Ravi Krishna C, Krummen David E, Tran Ailinh J, Bullinga John R, Narayan Sanjiv M
University of California and Veterans Affairs Medical Center, San Diego, California 92161, USA.
Pacing Clin Electrophysiol. 2009 Mar;32 Suppl 1(Suppl 1):S66-71. doi: 10.1111/j.1540-8159.2008.02229.x.
Differences in atrial fibrillation (AF) cycle length (CL) between the left (LA) and right (RA) atrium and coronary sinus (CS) may help separate paroxysmal from persistent AF and identify patients most likely to respond to pulmonary vein isolation, but has not been measured noninvasively.
We developed methods to estimate regional intraatrial AF CL from the surface electrocardiogram (ECG) in 20 patients with persistent AF and 10 patients with paroxysmal AF prior to ablation. Intraatrial AF CL was measured near the LA appendage, mid-CS, and lateral RA. In simultaneous filtered ECG, AF CL was estimated using autocorrelation. The mean of ECG-derived AF CL in leads V5, I, and aVL was used to estimate LA CL; leads aVF, II, and III for CS CL; and V1, V2, and aVR for RA CL. ECG CL estimates for the LA, CS, and RA had R(2) > 0.91 versus measured CL (all P < 0.001). Though magnitudes of left-versus-right AF CL gradients were small in this series, the ECG predicted the direction of gradients in 62% of measurements (P < 0.05). When the gradient was >10 ms, the direction was accurately predicted in eight of 11 patients. The accuracy of AF CL estimates was not adversely affected by AF type or LA dilatation (< or =40 or >40 mm). The ECG-estimated AF-CL showed high 5-minute temporal stability (P < 0.001 each chamber).

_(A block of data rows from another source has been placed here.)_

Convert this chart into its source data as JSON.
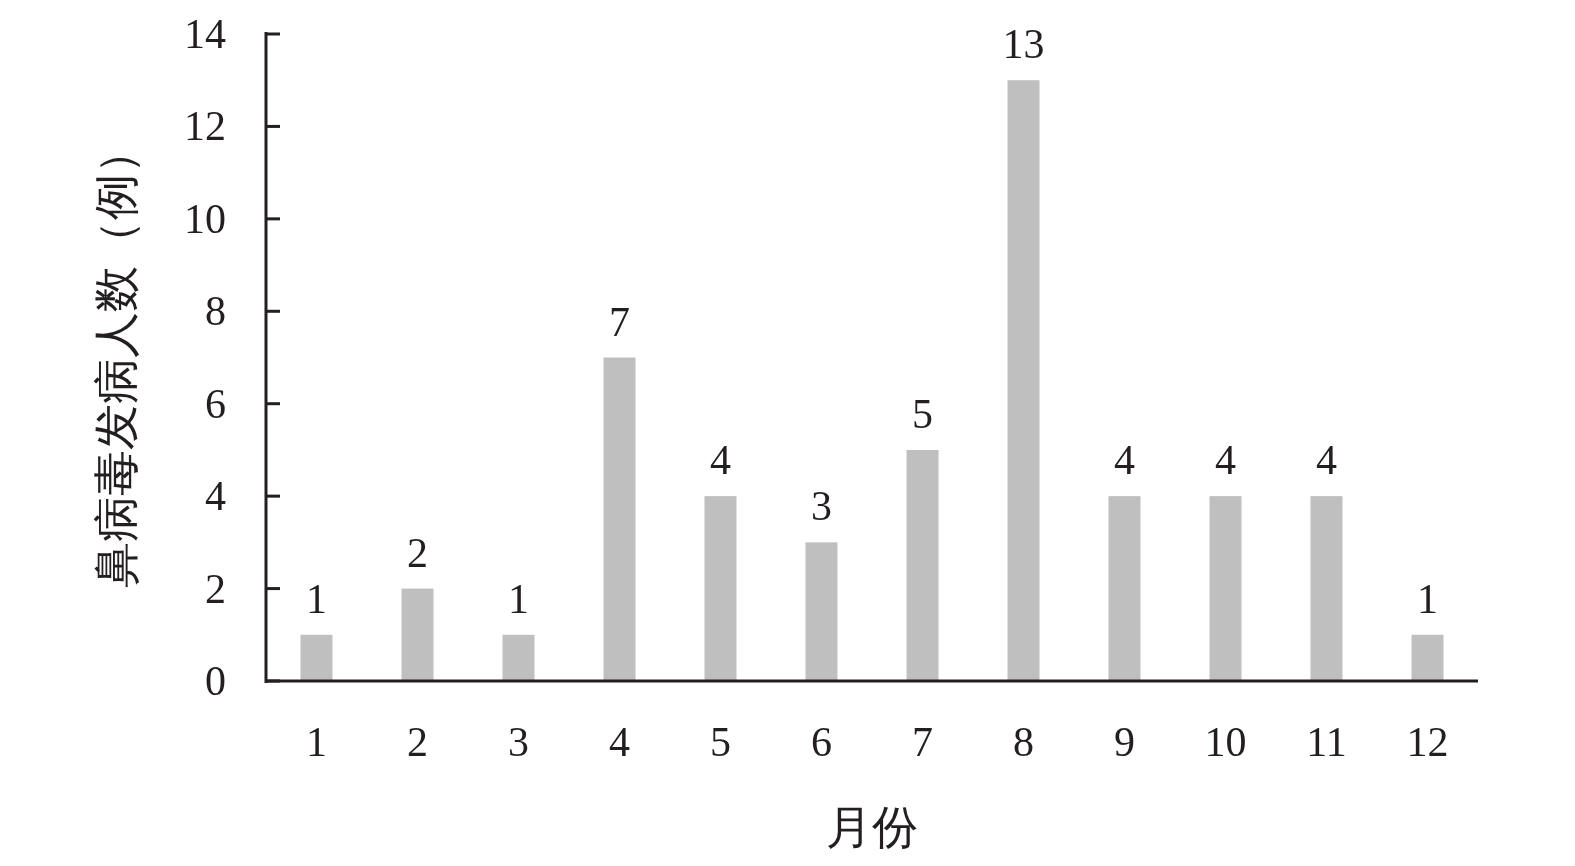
{
  "chart_data": {
    "type": "bar",
    "xlabel": "月份",
    "ylabel": "鼻病毒发病人数（例）",
    "categories": [
      "1",
      "2",
      "3",
      "4",
      "5",
      "6",
      "7",
      "8",
      "9",
      "10",
      "11",
      "12"
    ],
    "values": [
      1,
      2,
      1,
      7,
      4,
      3,
      5,
      13,
      4,
      4,
      4,
      1
    ],
    "color": "#bfbfbf",
    "ylim": [
      0,
      14
    ],
    "yticks": [
      0,
      2,
      4,
      6,
      8,
      10,
      12,
      14
    ],
    "data_labels": true
  }
}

Left and right atrial AF CL, and their gradients, can be accurately determined from the ECG using autocorrelation analysis. This approach may be a helpful guide prior to ablation procedures.

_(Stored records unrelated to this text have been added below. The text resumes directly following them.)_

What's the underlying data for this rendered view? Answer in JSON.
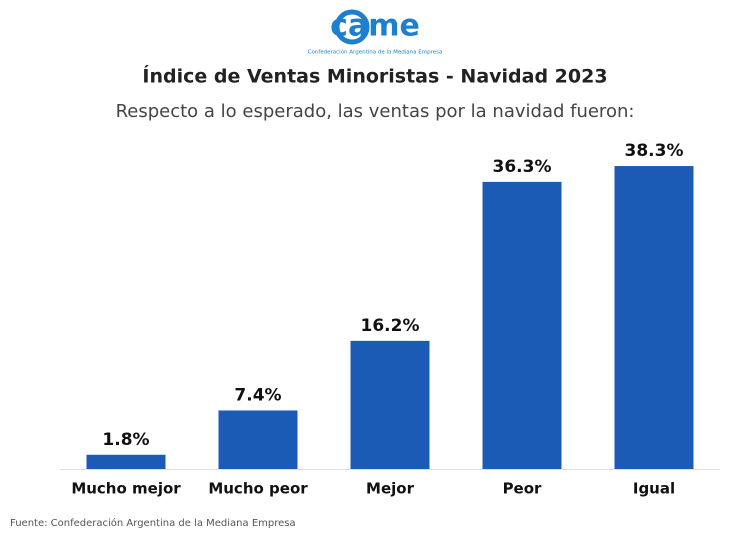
{
  "logo": {
    "text": "came",
    "subtitle": "Confederación Argentina de la Mediana Empresa"
  },
  "chart_data": {
    "type": "bar",
    "title": "Índice de Ventas Minoristas - Navidad 2023",
    "subtitle": "Respecto a lo esperado, las ventas por la navidad fueron:",
    "categories": [
      "Mucho mejor",
      "Mucho peor",
      "Mejor",
      "Peor",
      "Igual"
    ],
    "values": [
      1.8,
      7.4,
      16.2,
      36.3,
      38.3
    ],
    "value_labels": [
      "1.8%",
      "7.4%",
      "16.2%",
      "36.3%",
      "38.3%"
    ],
    "color": "#1c5bb5",
    "source": "Fuente: Confederación Argentina de la Mediana Empresa"
  }
}
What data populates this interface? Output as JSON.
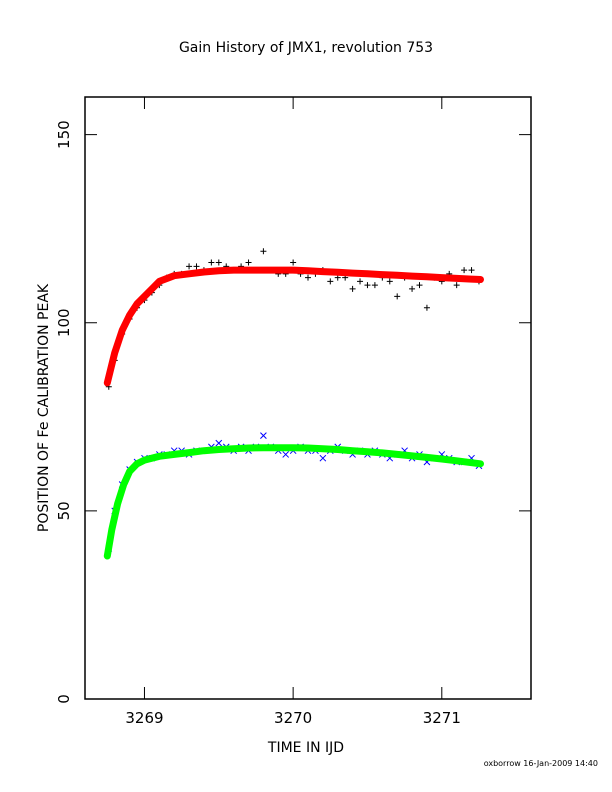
{
  "chart_data": {
    "type": "scatter",
    "title": "Gain History of JMX1, revolution 753",
    "xlabel": "TIME IN IJD",
    "ylabel": "POSITION OF Fe CALIBRATION PEAK",
    "xlim": [
      3268.6,
      3271.6
    ],
    "ylim": [
      0,
      160
    ],
    "xticks": [
      3269,
      3270,
      3271
    ],
    "yticks": [
      0,
      50,
      100,
      150
    ],
    "grid": false,
    "series": [
      {
        "marker": "plus",
        "color": "#000000",
        "x": [
          3268.76,
          3268.8,
          3268.85,
          3268.9,
          3268.95,
          3269.0,
          3269.05,
          3269.1,
          3269.15,
          3269.2,
          3269.25,
          3269.3,
          3269.35,
          3269.4,
          3269.45,
          3269.5,
          3269.55,
          3269.6,
          3269.65,
          3269.7,
          3269.75,
          3269.8,
          3269.85,
          3269.9,
          3269.95,
          3270.0,
          3270.05,
          3270.1,
          3270.15,
          3270.2,
          3270.25,
          3270.3,
          3270.35,
          3270.4,
          3270.45,
          3270.5,
          3270.55,
          3270.6,
          3270.65,
          3270.7,
          3270.75,
          3270.8,
          3270.85,
          3270.9,
          3270.95,
          3271.0,
          3271.05,
          3271.1,
          3271.15,
          3271.2,
          3271.25
        ],
        "y": [
          83,
          90,
          97,
          101,
          104,
          106,
          108,
          110,
          112,
          113,
          113,
          115,
          115,
          114,
          116,
          116,
          115,
          114,
          115,
          116,
          114,
          119,
          114,
          113,
          113,
          116,
          113,
          112,
          113,
          114,
          111,
          112,
          112,
          109,
          111,
          110,
          110,
          112,
          111,
          107,
          112,
          109,
          110,
          104,
          112,
          111,
          113,
          110,
          114,
          114,
          111
        ]
      },
      {
        "marker": "line",
        "color": "#ff0000",
        "x": [
          3268.75,
          3268.8,
          3268.85,
          3268.9,
          3268.95,
          3269.0,
          3269.05,
          3269.1,
          3269.2,
          3269.3,
          3269.4,
          3269.5,
          3269.6,
          3269.7,
          3269.8,
          3269.9,
          3270.0,
          3270.1,
          3270.2,
          3270.3,
          3270.4,
          3270.5,
          3270.6,
          3270.7,
          3270.8,
          3270.9,
          3271.0,
          3271.1,
          3271.2,
          3271.26
        ],
        "y": [
          84,
          92,
          98,
          102,
          105,
          107,
          109,
          111,
          112.5,
          113,
          113.5,
          113.8,
          114,
          114,
          114,
          114,
          114,
          113.8,
          113.6,
          113.4,
          113.2,
          113,
          112.8,
          112.6,
          112.4,
          112.2,
          112,
          111.8,
          111.6,
          111.5
        ]
      },
      {
        "marker": "x",
        "color": "#0000ff",
        "x": [
          3268.76,
          3268.8,
          3268.85,
          3268.9,
          3268.95,
          3269.0,
          3269.05,
          3269.1,
          3269.15,
          3269.2,
          3269.25,
          3269.3,
          3269.35,
          3269.4,
          3269.45,
          3269.5,
          3269.55,
          3269.6,
          3269.65,
          3269.7,
          3269.75,
          3269.8,
          3269.85,
          3269.9,
          3269.95,
          3270.0,
          3270.05,
          3270.1,
          3270.15,
          3270.2,
          3270.25,
          3270.3,
          3270.35,
          3270.4,
          3270.45,
          3270.5,
          3270.55,
          3270.6,
          3270.65,
          3270.7,
          3270.75,
          3270.8,
          3270.85,
          3270.9,
          3270.95,
          3271.0,
          3271.05,
          3271.1,
          3271.15,
          3271.2,
          3271.25
        ],
        "y": [
          40,
          50,
          57,
          61,
          63,
          64,
          64,
          65,
          65,
          66,
          66,
          65,
          66,
          66,
          67,
          68,
          67,
          66,
          67,
          66,
          67,
          70,
          67,
          66,
          65,
          66,
          67,
          66,
          66,
          64,
          66,
          67,
          66,
          65,
          66,
          65,
          66,
          65,
          64,
          65,
          66,
          64,
          65,
          63,
          64,
          65,
          64,
          63,
          63,
          64,
          62
        ]
      },
      {
        "marker": "line",
        "color": "#00ff00",
        "x": [
          3268.75,
          3268.78,
          3268.82,
          3268.86,
          3268.9,
          3268.95,
          3269.0,
          3269.05,
          3269.1,
          3269.2,
          3269.3,
          3269.4,
          3269.5,
          3269.6,
          3269.7,
          3269.8,
          3269.9,
          3270.0,
          3270.1,
          3270.2,
          3270.3,
          3270.4,
          3270.5,
          3270.6,
          3270.7,
          3270.8,
          3270.9,
          3271.0,
          3271.1,
          3271.2,
          3271.26
        ],
        "y": [
          38,
          45,
          52,
          57,
          60.5,
          62.5,
          63.5,
          64,
          64.5,
          65,
          65.5,
          66,
          66.3,
          66.5,
          66.7,
          66.8,
          66.8,
          66.8,
          66.7,
          66.5,
          66.3,
          66,
          65.7,
          65.4,
          65,
          64.6,
          64.2,
          63.8,
          63.3,
          62.8,
          62.5
        ]
      }
    ]
  },
  "footer": "oxborrow 16-Jan-2009 14:40"
}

左心房(LA)、右心房(RA)和冠状窦(CS)之间房颤(AF)周期长度(CL)的差异可能有助于区分阵发性房颤和持续性房颤,并识别最可能从肺静脉隔离术中获益的患者,但尚未进行无创测量。
我们开发了从体表心电图(ECG)估算20例持续性房颤患者和10例消融术前阵发性房颤患者心房内AF CL的方法。在左心耳附近、CS中部和右房外侧测量心房内AF CL。在同步滤波后的ECG中,使用自相关法估算AF CL。使用V5、I和aVL导联中ECG衍生的AF CL均值估算左房CL;使用aVF、II和III导联估算CS CL;使用V1、V2和aVR导联估算右房CL。与测量的CL相比,ECG对左房、CS和右房CL的估算R²>0.91(所有P<0.001)。尽管本系列中左右AF CL梯度的幅度较小,但ECG在62%的测量中预测了梯度方向(P<0.05)。当梯度>10 ms时,11例患者中有8例准确预测了方向。AF CL估算的准确性不受房颤类型或左房扩张(≤40或>40 mm)的不利影响。ECG估算的AF-CL显示出5分钟的高时间稳定性(每个腔室P<0.001)。
使用自相关分析可从ECG准确确定左、右心房AF CL及其梯度。这种方法可能是消融术前的有用指导。